Nelson Mandela said that if the cultural life of a country is strong, then its soul is strong. In which case, what on earth should we make of Britain, where recent research tells us that 40 per cent of our children have never visited an art gallery and 60 per cent of them have never heard live classical music? What must our collective soul be like?
Expanding our children’s cultural horizons shouldn’t just be a preoccupation for the self-obsessed middle classes. Nor should orchestral music be the preserve of the elite. Studies show that a developing brain benefits hugely from exposure to the music of the great composers. In a school for children with ADHD, Mozart was actually found to cut racing heart rates and boost concentration. Not only that, it improves cognitive function and increases creativity. So why are we isolating our children from its miraculous effects?
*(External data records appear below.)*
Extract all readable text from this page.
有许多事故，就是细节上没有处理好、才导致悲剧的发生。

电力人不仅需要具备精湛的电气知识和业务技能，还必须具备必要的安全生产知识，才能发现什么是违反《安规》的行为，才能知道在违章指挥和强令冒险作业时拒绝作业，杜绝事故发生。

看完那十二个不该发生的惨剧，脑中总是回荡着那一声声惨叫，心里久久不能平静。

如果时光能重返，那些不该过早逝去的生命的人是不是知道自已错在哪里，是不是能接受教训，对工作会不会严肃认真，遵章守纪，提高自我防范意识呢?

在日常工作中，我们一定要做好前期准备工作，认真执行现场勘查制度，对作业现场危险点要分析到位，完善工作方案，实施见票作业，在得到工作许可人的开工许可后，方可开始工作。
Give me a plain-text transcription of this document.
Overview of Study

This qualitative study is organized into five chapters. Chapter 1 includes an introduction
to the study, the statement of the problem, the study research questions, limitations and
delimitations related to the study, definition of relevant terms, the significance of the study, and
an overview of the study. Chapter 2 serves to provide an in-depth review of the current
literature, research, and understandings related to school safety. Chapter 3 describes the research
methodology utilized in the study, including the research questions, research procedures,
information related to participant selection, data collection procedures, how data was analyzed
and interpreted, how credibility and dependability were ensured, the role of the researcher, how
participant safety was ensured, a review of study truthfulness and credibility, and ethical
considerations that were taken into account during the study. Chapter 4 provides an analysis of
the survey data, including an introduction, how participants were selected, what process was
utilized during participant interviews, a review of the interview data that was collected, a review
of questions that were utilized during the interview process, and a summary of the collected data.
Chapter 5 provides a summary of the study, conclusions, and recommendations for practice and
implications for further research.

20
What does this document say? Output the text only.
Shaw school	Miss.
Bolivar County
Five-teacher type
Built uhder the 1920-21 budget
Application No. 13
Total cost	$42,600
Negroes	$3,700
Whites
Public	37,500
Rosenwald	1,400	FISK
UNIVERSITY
The great Hungarian composer and music educationalist Zoltan Kodaly wrote: “If a child is not filled at least once by the life-giving stream of good music during the most susceptible period – between age six and 16 – it will hardly be of any use later on.” And here lies the rub: if you haven’t been inspired by music in your formative years, by going to concerts and learning to express yourself through an instrument, you probably never will be. And thus the door closes.
In 2009, I launched a music festival in Somerset, a sort of Glastonbury meets Glyndebourne experience (orchestrainafield.com) to which all and sundry, oldies, teens, and even younger ones were invited. A huge part of our audience had never heard an orchestra live before and to say they were changed by the experience is an understatement. I still meet people who talk about that live orchestral onslaught with a kind of evangelistic zeal. It was the same when I took an orchestra north, to a rather bleak industrial town. There we played for 500 or so teenagers who had never heard such music, and we touched them in a way they will never forget.
As people today connect with each other by electronic means, such moments of communal musical witness become increasingly rare and ever more important. Inter-generational, classless experiences barely exist. There was a time when music was made across the generations in church or home. But we no longer go to church and there are fewer and fewer focal community points. This is why I want to demolish the restrictive bourgeois conventions that have grown up around classical music.